China supplies more than 90 percent of global rare earths, a group of 17 elements used in electronic technologies from hybrid cars to sonar systems. The country imposed controls on mining and exports after more than a decade of extraction depleted the resources and harmed the environment.

Siemens uses neodymium in a turbine model that’s been on sale since 2010. That technology involves “direct-drive” turbines with fewer moving parts than traditional models with gearboxes. The geared models require more maintenance and are costly to repair when used in offshore projects.

Vestas vs Siemens

Vestas Wind Systems A/S, the world’s biggest maker of wind turbines, makes geared models that contain a 10th of the quantity of rare earths used in the direct-drive machines so does not depend on the rare earths, said Finn Stroem Madsen, head of technology research at the Randers-based company.

“We will not deliver a technology to our customers which depends on a strategic raw material, and one example of that could be rare earth material,” Stroem Madsen said. Vestas is developing a 7-megawatt machine that along with some of its other models will use neodymium in its generator.
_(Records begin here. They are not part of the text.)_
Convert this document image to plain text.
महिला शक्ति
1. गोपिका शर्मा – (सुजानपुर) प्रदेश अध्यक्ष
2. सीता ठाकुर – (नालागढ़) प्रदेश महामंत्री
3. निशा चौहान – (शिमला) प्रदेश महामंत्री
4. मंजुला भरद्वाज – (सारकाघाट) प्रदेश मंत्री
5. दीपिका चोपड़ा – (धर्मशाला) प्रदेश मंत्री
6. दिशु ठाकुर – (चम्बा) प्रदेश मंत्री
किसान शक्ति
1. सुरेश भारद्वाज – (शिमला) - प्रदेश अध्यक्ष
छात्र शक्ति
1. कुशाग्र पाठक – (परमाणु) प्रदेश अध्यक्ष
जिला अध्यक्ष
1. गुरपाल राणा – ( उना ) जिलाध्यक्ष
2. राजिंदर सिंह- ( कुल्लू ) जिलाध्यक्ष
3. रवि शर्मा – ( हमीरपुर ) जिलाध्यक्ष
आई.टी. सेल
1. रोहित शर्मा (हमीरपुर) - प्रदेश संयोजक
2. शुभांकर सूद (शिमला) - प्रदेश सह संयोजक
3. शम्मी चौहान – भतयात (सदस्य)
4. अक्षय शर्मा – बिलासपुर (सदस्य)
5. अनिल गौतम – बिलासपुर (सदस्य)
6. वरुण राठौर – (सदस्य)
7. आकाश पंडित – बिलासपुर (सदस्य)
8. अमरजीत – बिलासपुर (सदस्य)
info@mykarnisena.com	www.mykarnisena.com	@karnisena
Siemens’s gearless machine links the blade to the generator directly so they spin at the same pace. This requires more magnets made of compounds using neodymium, iron and boron.

“Further than that we’re developing a variant that doesn’t use rare earth magnets at all,” said Stiesdal.

The Munich-based company purchases magnets that require less than 1 percent of the annual capacity of rare earth production, said Torsten Wolf, a spokesman for Siemens.

It doesn’t mine rare earth metals or make the magnets that use the materials, so it’s not directly affected by China’s export quotas, he said.

Enercon GmbH, a German maker of onshore wind turbines that had a 59.2 percent share of the nation’s market last year, also makes a direct drive model. It uses non-permanent magnets made of copper to avoid dependence on rare earths, said Ruth Brand- Schock, head of the Enercon Berlin office.

Siemens, which installed 2,300 megawatts of wind power last year, this month installed a 6-megawatt prototype direct-drive machine. It will offer geared turbines through 2015 as it transitions its products to all direct-drive technology, Stiesdal said.